# MoAA

This readme provides instructions for running the MoAA process, which includes Supervised Fine-Tuning (SFT) and Direct Preference Optimization (DPO) stages.
## Requirements
- Python 3.10+
- Pytorch 2.0+
- CUDA 11.8+
- VLLM
- HuggingFace
- OpenAI
- Transformers
- Datasets
- trl

## MoAA SFT (Supervised Fine-Tuning)

To run the SFT stage for MoAA, use the following commands:

```
# to run the SFT stage for LLaMA 3.1 8B
bash run_SFT_llama.sh
```

```
# to run the SFT stage for GEMMA 2 9B
bash run_SFT_gemma.sh
```

We have already generated the SFT dataset for this stage using the MoA appraoch, you can directly run the script above.
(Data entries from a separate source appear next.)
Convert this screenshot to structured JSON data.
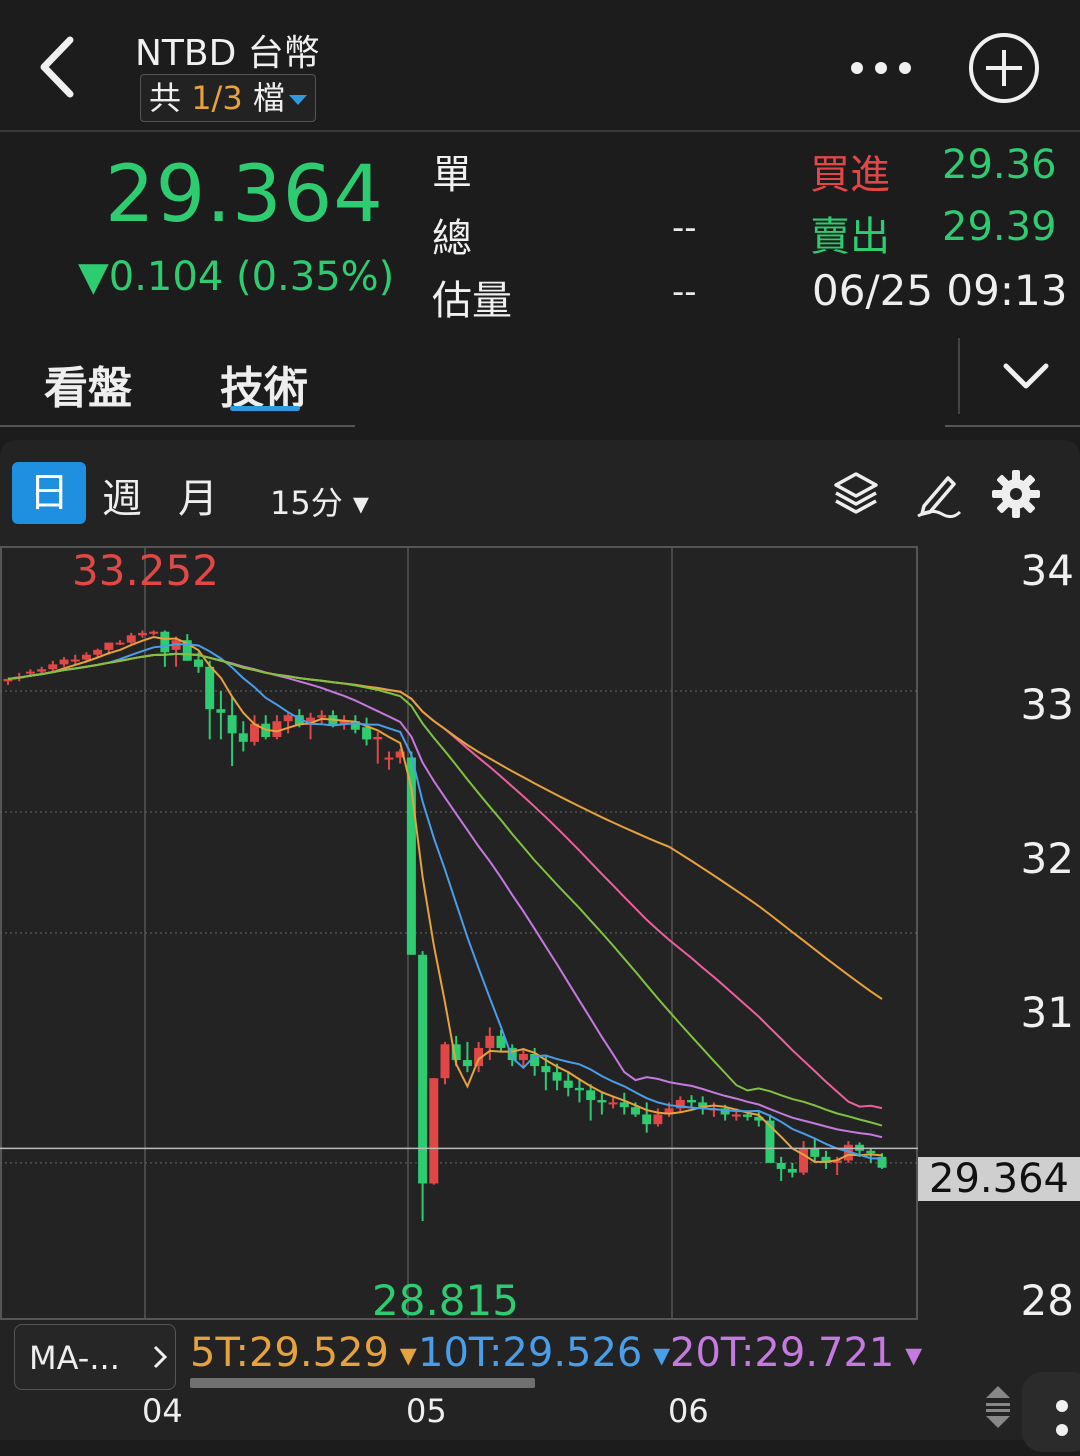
{
  "header": {
    "title": "NTBD 台幣",
    "count_prefix": "共 ",
    "count_value": "1/3",
    "count_suffix": " 檔"
  },
  "quote": {
    "price": "29.364",
    "change": "0.104 (0.35%)",
    "labels": {
      "single": "單",
      "total": "總",
      "estimate": "估量"
    },
    "total_value": "--",
    "estimate_value": "--",
    "bid_label": "買進",
    "bid_value": "29.36",
    "ask_label": "賣出",
    "ask_value": "29.39",
    "time": "06/25 09:13",
    "colors": {
      "up": "#e04848",
      "down": "#2ecc71"
    }
  },
  "tabs": [
    {
      "label": "看盤"
    },
    {
      "label": "技術",
      "active": true
    }
  ],
  "periods": [
    {
      "label": "日",
      "active": true
    },
    {
      "label": "週"
    },
    {
      "label": "月"
    }
  ],
  "interval": "15分 ▾",
  "tools": [
    "layers-icon",
    "pencil-icon",
    "gear-icon"
  ],
  "chart_data": {
    "type": "candlestick",
    "ylim": [
      27.8,
      34.3
    ],
    "yticks": [
      "34",
      "33",
      "32",
      "31",
      "28"
    ],
    "xticks": [
      "04",
      "05",
      "06"
    ],
    "high_label": "33.252",
    "low_label": "28.815",
    "current_price": "29.364",
    "candles": [
      [
        33.08,
        33.1,
        33.05,
        33.1
      ],
      [
        33.12,
        33.15,
        33.08,
        33.12
      ],
      [
        33.15,
        33.18,
        33.12,
        33.16
      ],
      [
        33.16,
        33.2,
        33.14,
        33.18
      ],
      [
        33.18,
        33.25,
        33.16,
        33.22
      ],
      [
        33.22,
        33.28,
        33.2,
        33.26
      ],
      [
        33.26,
        33.3,
        33.22,
        33.26
      ],
      [
        33.26,
        33.32,
        33.25,
        33.3
      ],
      [
        33.3,
        33.35,
        33.28,
        33.34
      ],
      [
        33.34,
        33.38,
        33.3,
        33.4
      ],
      [
        33.4,
        33.42,
        33.38,
        33.4
      ],
      [
        33.4,
        33.48,
        33.38,
        33.46
      ],
      [
        33.46,
        33.5,
        33.44,
        33.48
      ],
      [
        33.48,
        33.5,
        33.46,
        33.49
      ],
      [
        33.49,
        33.5,
        33.2,
        33.32
      ],
      [
        33.34,
        33.45,
        33.2,
        33.42
      ],
      [
        33.42,
        33.47,
        33.25,
        33.25
      ],
      [
        33.26,
        33.32,
        33.15,
        33.2
      ],
      [
        33.2,
        33.25,
        32.6,
        32.85
      ],
      [
        32.85,
        33.0,
        32.6,
        32.82
      ],
      [
        32.8,
        32.95,
        32.38,
        32.65
      ],
      [
        32.65,
        32.75,
        32.5,
        32.58
      ],
      [
        32.58,
        32.8,
        32.55,
        32.73
      ],
      [
        32.73,
        32.8,
        32.6,
        32.62
      ],
      [
        32.62,
        32.8,
        32.6,
        32.75
      ],
      [
        32.75,
        32.82,
        32.65,
        32.8
      ],
      [
        32.8,
        32.85,
        32.7,
        32.72
      ],
      [
        32.72,
        32.82,
        32.6,
        32.78
      ],
      [
        32.78,
        32.84,
        32.72,
        32.8
      ],
      [
        32.8,
        32.84,
        32.7,
        32.72
      ],
      [
        32.72,
        32.8,
        32.68,
        32.75
      ],
      [
        32.75,
        32.8,
        32.65,
        32.68
      ],
      [
        32.7,
        32.78,
        32.55,
        32.6
      ],
      [
        32.6,
        32.66,
        32.4,
        32.62
      ],
      [
        32.45,
        32.5,
        32.35,
        32.45
      ],
      [
        32.45,
        32.52,
        32.4,
        32.5
      ],
      [
        32.45,
        32.5,
        30.82,
        30.82
      ],
      [
        30.82,
        30.85,
        28.62,
        28.93
      ],
      [
        28.93,
        29.8,
        28.92,
        29.8
      ],
      [
        29.8,
        30.1,
        29.75,
        30.08
      ],
      [
        30.08,
        30.15,
        29.9,
        29.95
      ],
      [
        29.95,
        30.1,
        29.85,
        29.9
      ],
      [
        29.9,
        30.1,
        29.85,
        30.05
      ],
      [
        30.05,
        30.22,
        29.95,
        30.15
      ],
      [
        30.15,
        30.2,
        30.02,
        30.05
      ],
      [
        30.05,
        30.08,
        29.9,
        29.95
      ],
      [
        29.95,
        30.05,
        29.88,
        30.0
      ],
      [
        30.0,
        30.05,
        29.82,
        29.9
      ],
      [
        29.9,
        29.98,
        29.7,
        29.85
      ],
      [
        29.85,
        29.92,
        29.7,
        29.78
      ],
      [
        29.78,
        29.85,
        29.65,
        29.72
      ],
      [
        29.72,
        29.8,
        29.6,
        29.7
      ],
      [
        29.7,
        29.75,
        29.45,
        29.62
      ],
      [
        29.62,
        29.68,
        29.5,
        29.6
      ],
      [
        29.6,
        29.65,
        29.55,
        29.6
      ],
      [
        29.6,
        29.68,
        29.5,
        29.56
      ],
      [
        29.56,
        29.6,
        29.48,
        29.5
      ],
      [
        29.5,
        29.6,
        29.35,
        29.42
      ],
      [
        29.42,
        29.55,
        29.4,
        29.5
      ],
      [
        29.5,
        29.6,
        29.48,
        29.55
      ],
      [
        29.55,
        29.65,
        29.52,
        29.62
      ],
      [
        29.62,
        29.66,
        29.55,
        29.6
      ],
      [
        29.6,
        29.65,
        29.5,
        29.55
      ],
      [
        29.55,
        29.6,
        29.48,
        29.55
      ],
      [
        29.55,
        29.58,
        29.45,
        29.5
      ],
      [
        29.5,
        29.55,
        29.45,
        29.5
      ],
      [
        29.5,
        29.52,
        29.45,
        29.48
      ],
      [
        29.48,
        29.52,
        29.4,
        29.45
      ],
      [
        29.45,
        29.5,
        29.15,
        29.1
      ],
      [
        29.1,
        29.15,
        28.95,
        29.05
      ],
      [
        29.05,
        29.1,
        28.98,
        29.02
      ],
      [
        29.02,
        29.28,
        29.0,
        29.22
      ],
      [
        29.22,
        29.3,
        29.1,
        29.15
      ],
      [
        29.15,
        29.2,
        29.05,
        29.1
      ],
      [
        29.1,
        29.15,
        29.0,
        29.12
      ],
      [
        29.12,
        29.28,
        29.1,
        29.25
      ],
      [
        29.25,
        29.27,
        29.15,
        29.2
      ],
      [
        29.2,
        29.22,
        29.1,
        29.18
      ],
      [
        29.15,
        29.18,
        29.05,
        29.06
      ]
    ],
    "series": [
      {
        "name": "5T",
        "color": "#e6a23c"
      },
      {
        "name": "10T",
        "color": "#4a9de8"
      },
      {
        "name": "20T",
        "color": "#c57ae0"
      },
      {
        "color": "#ef5fa0"
      },
      {
        "color": "#e6a23c"
      },
      {
        "color": "#7fc241"
      }
    ]
  },
  "ma_bar": {
    "button_label": "MA-...",
    "values": [
      {
        "text": "5T:29.529",
        "color": "#e6a23c"
      },
      {
        "text": "10T:29.526",
        "color": "#4a9de8"
      },
      {
        "text": "20T:29.721",
        "color": "#c57ae0"
      }
    ]
  }
}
Data can be found in `data/SFT/MoA_r1_4modelsWGQL` and `data/SFT/UC5k_MoA_r1_4modelsWGQL`. 

#### Generate SFT dataset by yourself
However, you can also generate the SFT dataset by yourself. Please refer to the `generate_for_Ultrachat.py` and `generate_for_UC5k.py` in `MoA/Stage 1`. You can

```
cd MoA/Stage 1
bash run_generate_Ultrafeedback_data.sh
```
to generate the data for Ultrafeedback. 

For Ultrachat, since it is multi-turn, you need to first run
```
run_generate_ultrachat_r0.sh
```
to generate the data for Ultrachat for each proposer. You should get the paths of the data you generated and then put it in the `run_generate_ultrachat_r1.sh` file. Then you can run
```
cd MoA/Stage 1
bash run_generate_ultrachat_r1.sh
```
to generate the data for Ultrachat.

## MoAA DPO (Direct Preference Optimization)

To run the DPO stage for MoAA, use the following commands:

```
# to run the DPO stage for LLaMA 3.1 8B
bash run_DPO_llama.sh
```

```
# to run the DPO stage for GEMMA 2 9B
bash run_DPO_gemma.sh
```

However, in order to run the DPO stage, you need to first run the SFT stage as we didn't include the SFT model in the repo due to the large size. After your SFT is done, you should first generate the DPO dataset by yourself. You can first generate candidate responses using code in `MoA/Stage 1`:

```
cd MoA/Stage 2
bash generate_preference_data.sh
```
Then you can use a reward model to generate the preference data. We use the [ArmoRM](https://huggingface.co/RLHFlow/ArmoRM-Llama3-8B-v0.1) reward model for this code base. Our MoA as a reward model will be added soon after more review and cleaning. You can run the following command to generate the preference data with the reward model after your specify the paths of the candidate responses in the bash script:

```
bash generate_preference_data_RM.sh
```

After you get the preference data, you can run the DPO stage shown above to start the training.